Terpenes have been screened for their potential to prevent CRC when used alone or, in the case of the C. sativa plant, to enhance the plant’s medicinal properties. These compounds act by inhibiting the growth and proliferation of cancer cells, and by inducing apoptosis. In addition, there is evidence that some terpenoids may have similar effects to cannabinoids, such as THC, in terms of their ability to interact with the endocannabinoid system. This interaction can cause changes in the activity of certain receptors and enzymes, which in turn affect a wide range of physiological processes. Indeed, β-caryophyllene was shown to interact with the CB2 receptor, acting as its full agonist, resulting in a reduction in pain and inflammation in male rats and mice [51].
Inflammatory bowel diseases are closely associated with an increased risk of CRC [52]. In this sense, Bento et al. [53] emphasized that the preventive treatment of DSS-induced colitis CD1 mice with BCP (50 mg/kg) resulted in a significant decrease in TNF-α, IL-1β, keratinocyte-derived chemokine, and interferon-γ protein levels (p < 0.05) in mice colon segments. These proteins are mediators involved in cellular migration and adhesion. The authors also revealed that the decrease in the inflammatory mediators was associated with the factor nuclear kappa B (NFκB) signaling pathway, as BCP decreased the activation of the p65 NFκB subunit. 
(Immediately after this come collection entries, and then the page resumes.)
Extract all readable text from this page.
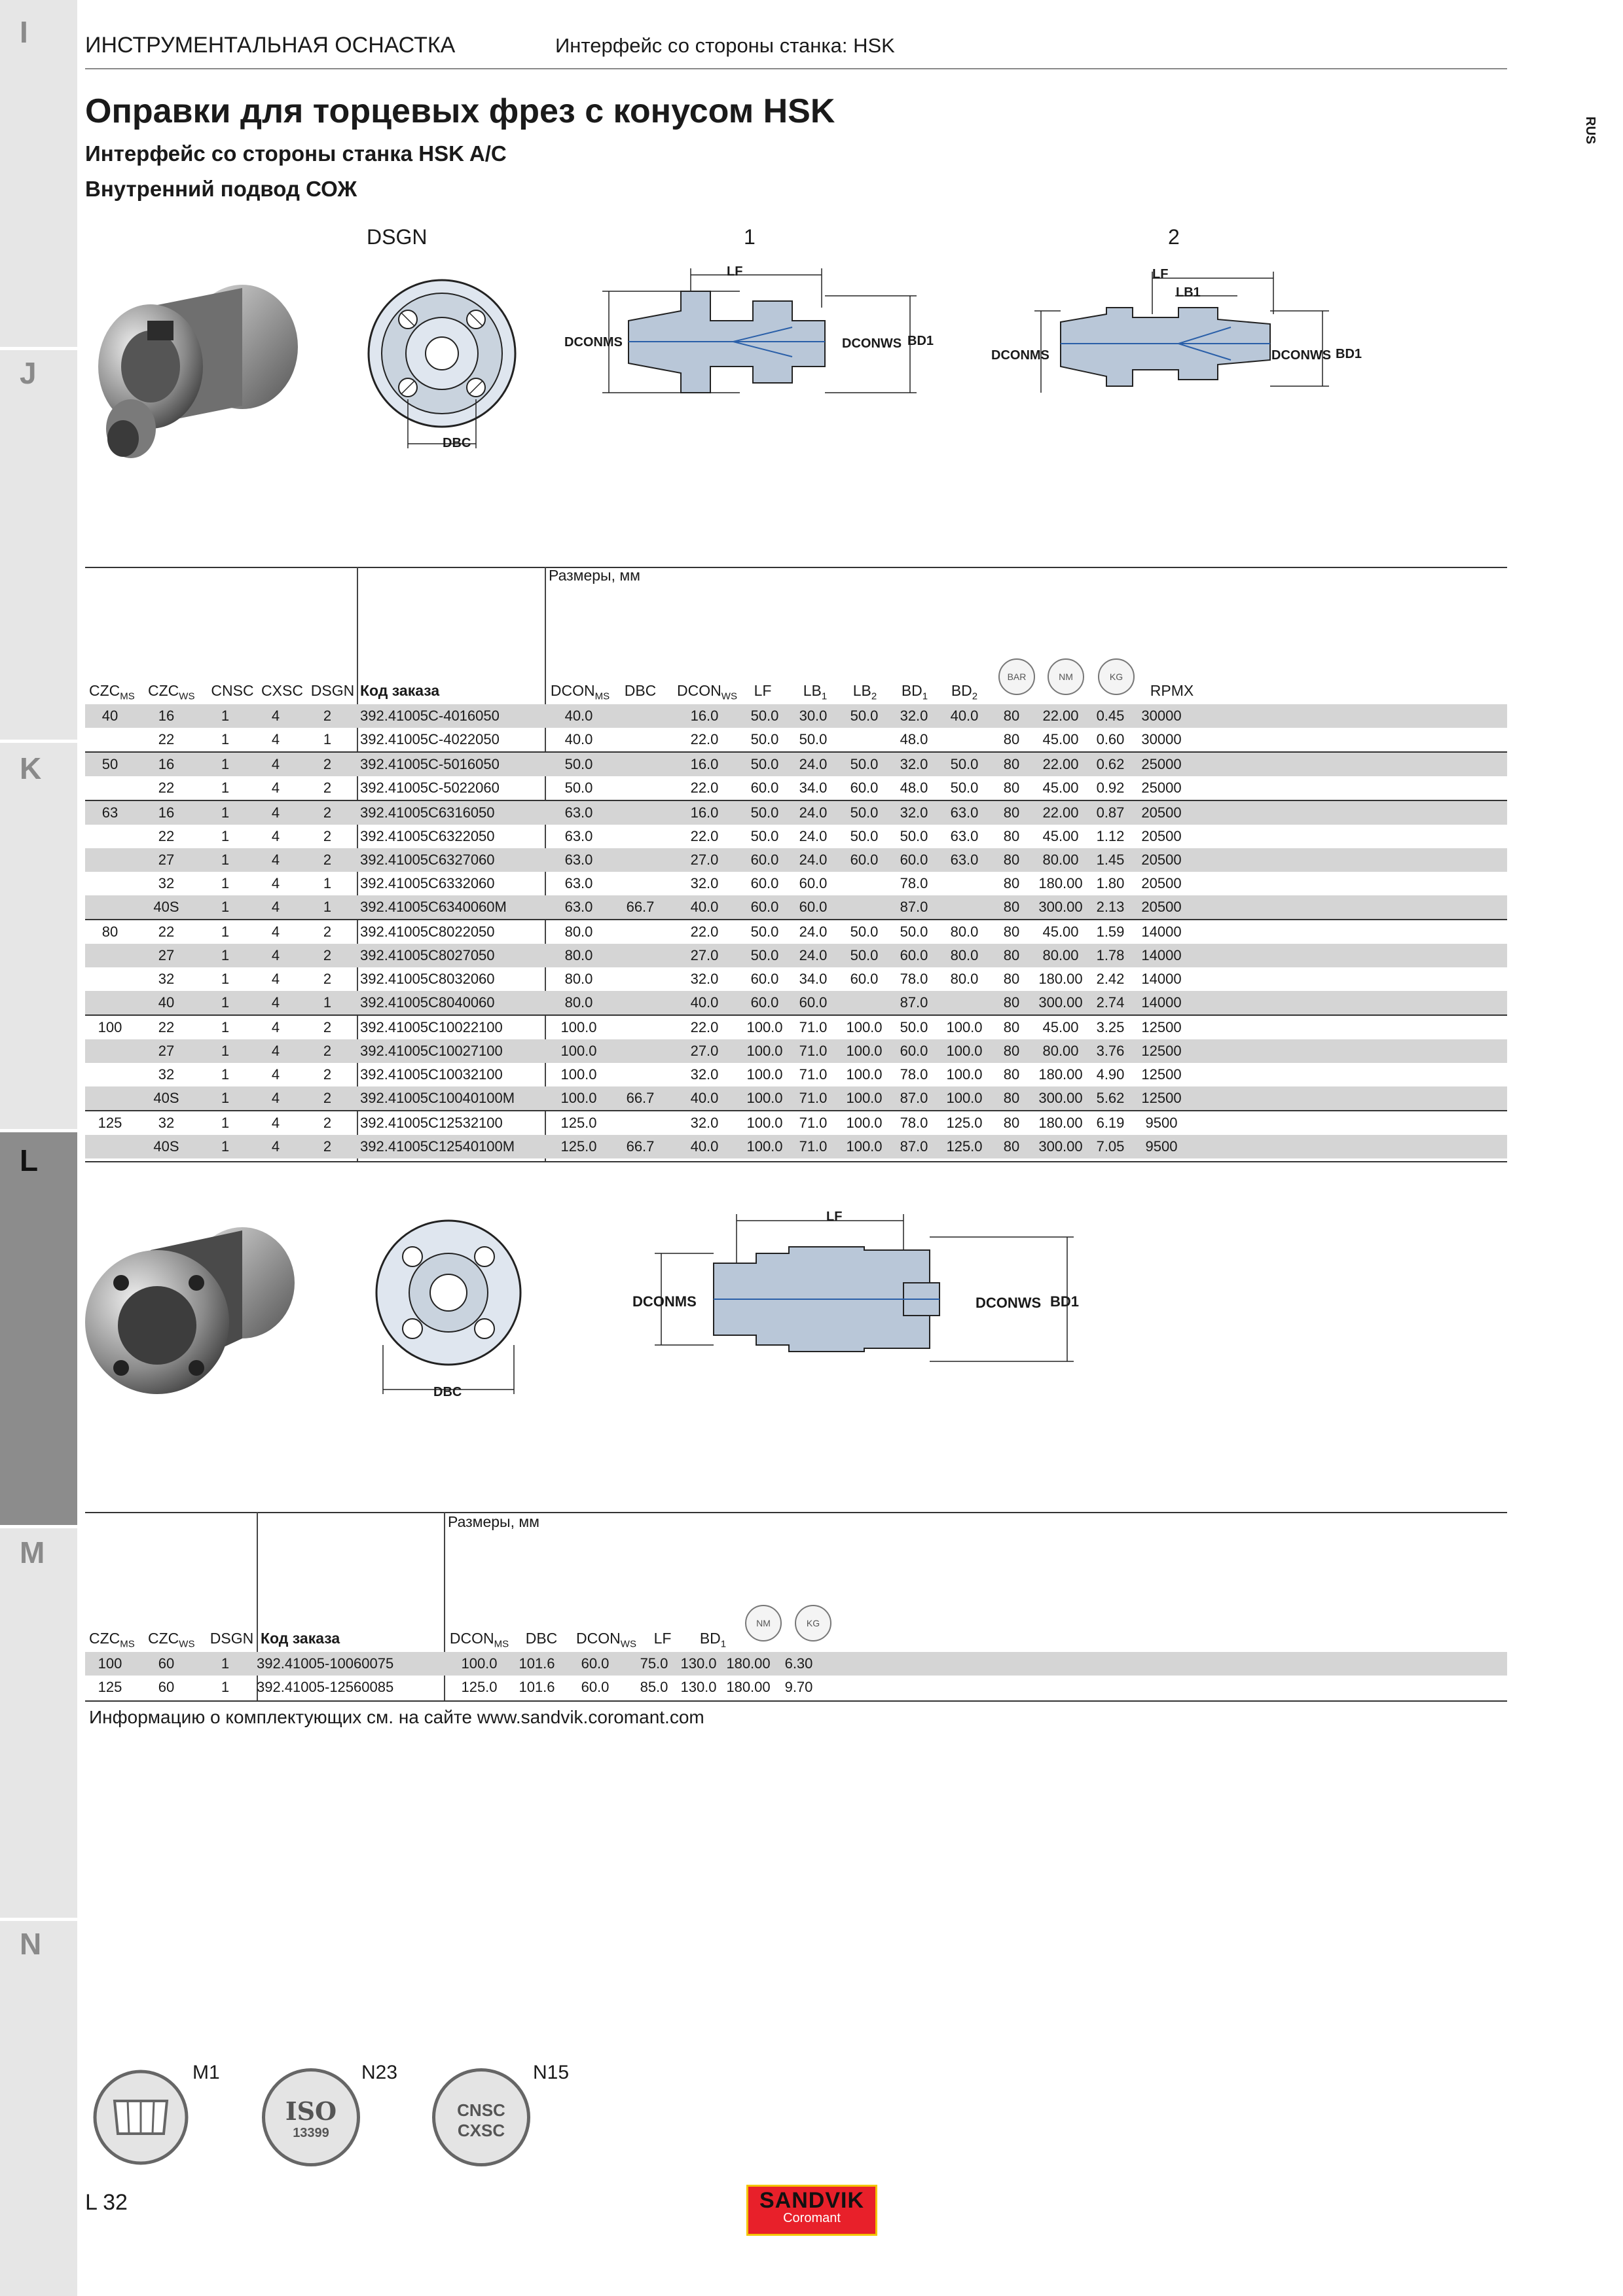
I
J
K
L
M
N
ИНСТРУМЕНТАЛЬНАЯ ОСНАСТКА	Интерфейс со стороны станка: HSK
RUS
Оправки для торцевых фрез с конусом HSK
Интерфейс со стороны станка HSK A/C
Внутренний подвод СОЖ
DSGN	1	2
DBC
LF
DCONMS	DCONWS BD1
LF
LB1
DCONMS	DCONWS BD1
Размеры, мм
BAR	NM	KG
$CZC_{MS}$ $CZC_{WS}$ CNSC CXSC DSGN Код заказа	$DCON_{MS}$ DBC	$DCON_{WS}$	LF	$LB_1$	$LB_2$	$BD_1$	$BD_2$	RPMX
40	16	1	4	2	392.41005C-4016050	40.0		16.0	50.0	30.0	50.0	32.0	40.0	80	22.00	0.45	30000	
	22	1	4	1	392.41005C-4022050	40.0		22.0	50.0	50.0		48.0		80	45.00	0.60	30000	
50	16	1	4	2	392.41005C-5016050	50.0		16.0	50.0	24.0	50.0	32.0	50.0	80	22.00	0.62	25000	
	22	1	4	2	392.41005C-5022060	50.0		22.0	60.0	34.0	60.0	48.0	50.0	80	45.00	0.92	25000	
63	16	1	4	2	392.41005C6316050	63.0		16.0	50.0	24.0	50.0	32.0	63.0	80	22.00	0.87	20500	
	22	1	4	2	392.41005C6322050	63.0		22.0	50.0	24.0	50.0	50.0	63.0	80	45.00	1.12	20500	
	27	1	4	2	392.41005C6327060	63.0		27.0	60.0	24.0	60.0	60.0	63.0	80	80.00	1.45	20500	
	32	1	4	1	392.41005C6332060	63.0		32.0	60.0	60.0		78.0		80	180.00	1.80	20500	
	40S	1	4	1	392.41005C6340060M	63.0	66.7	40.0	60.0	60.0		87.0		80	300.00	2.13	20500	
80	22	1	4	2	392.41005C8022050	80.0		22.0	50.0	24.0	50.0	50.0	80.0	80	45.00	1.59	14000	
	27	1	4	2	392.41005C8027050	80.0		27.0	50.0	24.0	50.0	60.0	80.0	80	80.00	1.78	14000	
	32	1	4	2	392.41005C8032060	80.0		32.0	60.0	34.0	60.0	78.0	80.0	80	180.00	2.42	14000	
	40	1	4	1	392.41005C8040060	80.0		40.0	60.0	60.0		87.0		80	300.00	2.74	14000	
100	22	1	4	2	392.41005C10022100	100.0		22.0	100.0	71.0	100.0	50.0	100.0	80	45.00	3.25	12500	
	27	1	4	2	392.41005C10027100	100.0		27.0	100.0	71.0	100.0	60.0	100.0	80	80.00	3.76	12500	
	32	1	4	2	392.41005C10032100	100.0		32.0	100.0	71.0	100.0	78.0	100.0	80	180.00	4.90	12500	
	40S	1	4	2	392.41005C10040100M	100.0	66.7	40.0	100.0	71.0	100.0	87.0	100.0	80	300.00	5.62	12500	
125	32	1	4	2	392.41005C12532100	125.0		32.0	100.0	71.0	100.0	78.0	125.0	80	180.00	6.19	9500	
	40S	1	4	2	392.41005C12540100M	125.0	66.7	40.0	100.0	71.0	100.0	87.0	125.0	80	300.00	7.05	9500	
DBC
LF
DCONMS	DCONWS BD1
Размеры, мм
NM	KG
$CZC_{MS}$ $CZC_{WS}$ DSGN Код заказа	$DCON_{MS}$	DBC	$DCON_{WS}$	LF	$BD_1$
100	60	1	392.41005-10060075	100.0	101.6	60.0	75.0	130.0	180.00	6.30	
125	60	1	392.41005-12560085	125.0	101.6	60.0	85.0	130.0	180.00	9.70	
Информацию о комплектующих см. на сайте www.sandvik.coromant.com
M1	N23	N15
ISO
13399
CNSC
CXSC
L 32	SANDVIK
Coromant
3.3. Effects of Cannabis sativa Extracts on CRC

Interactions between terpenes/terpenoids and cannabinoids may intensify their pharmacological effects. In reality, there is growing evidence that these substances interact more favorably when used in combination than when used alone. This is known as the “entourage effect” in modern parlance, an effect attributed to cannabis’s medical properties [54].
Janatová et al. [26] suggested that the compounds responsible for the cytotoxicity of C. sativa ethanolic (EtOH) extracts in CACO-2 and HT29 cell lines were THC and CBD. However, in the same work, a specific genotype containing high concentrations of myrcene, β-elemene, β-selinene, and α-bisabolol oxide positively affected the selectivity of cytotoxic activity, due to synergistic effects. In another study conducted by Nallathambi and coworkers, the authors reported an increment in cytotoxic effects of a C. sativa EtOH extract in CRC cells (HCT 116, HT-29, and CACO-2) when this was combined with a THCA-rich fraction [28]. In addition to the EtOH extract, fractions obtained from it were also evaluated. The combination of a CBGA-rich fraction and a THCA-rich fraction resulted in a noticeable increase in apoptosis. The CBGA-rich fraction included other compounds such as CBN (3.67%), CBCA (3.53%), terpenes (0.72%), diterpenes (0.33%), and short free fatty acids (0.37%), which may have played a role in the outcome. 

4. Conclusions

Data suggest that cannabinoids exert advantages in the treatment of CRC, mostly by inducing apoptosis, although some evidence also points out that they may target other key therapeutic events, such as proliferation, metastasis, inflammation, angiogenesis, oxidative stress, and autophagy. The currently available data on this subject refer mostly to the C. sativa major cannabinoids, i.e., CBD, THC, and CBG, but several pieces of evidence suggest that minor cannabinoids and other bioactive compounds such as terpenes also may hold potential as therapeutic agents for CRC. Data also suggest that certain combinations of cannabinoids and terpenes in C. sativa extracts can lead to a synergistic action known as the “entourage effect,” which has been linked to certain pharmacological benefits. The potential therapeutic benefits of the cannabinoids and terpenes from this plant make them key candidates for further drug development.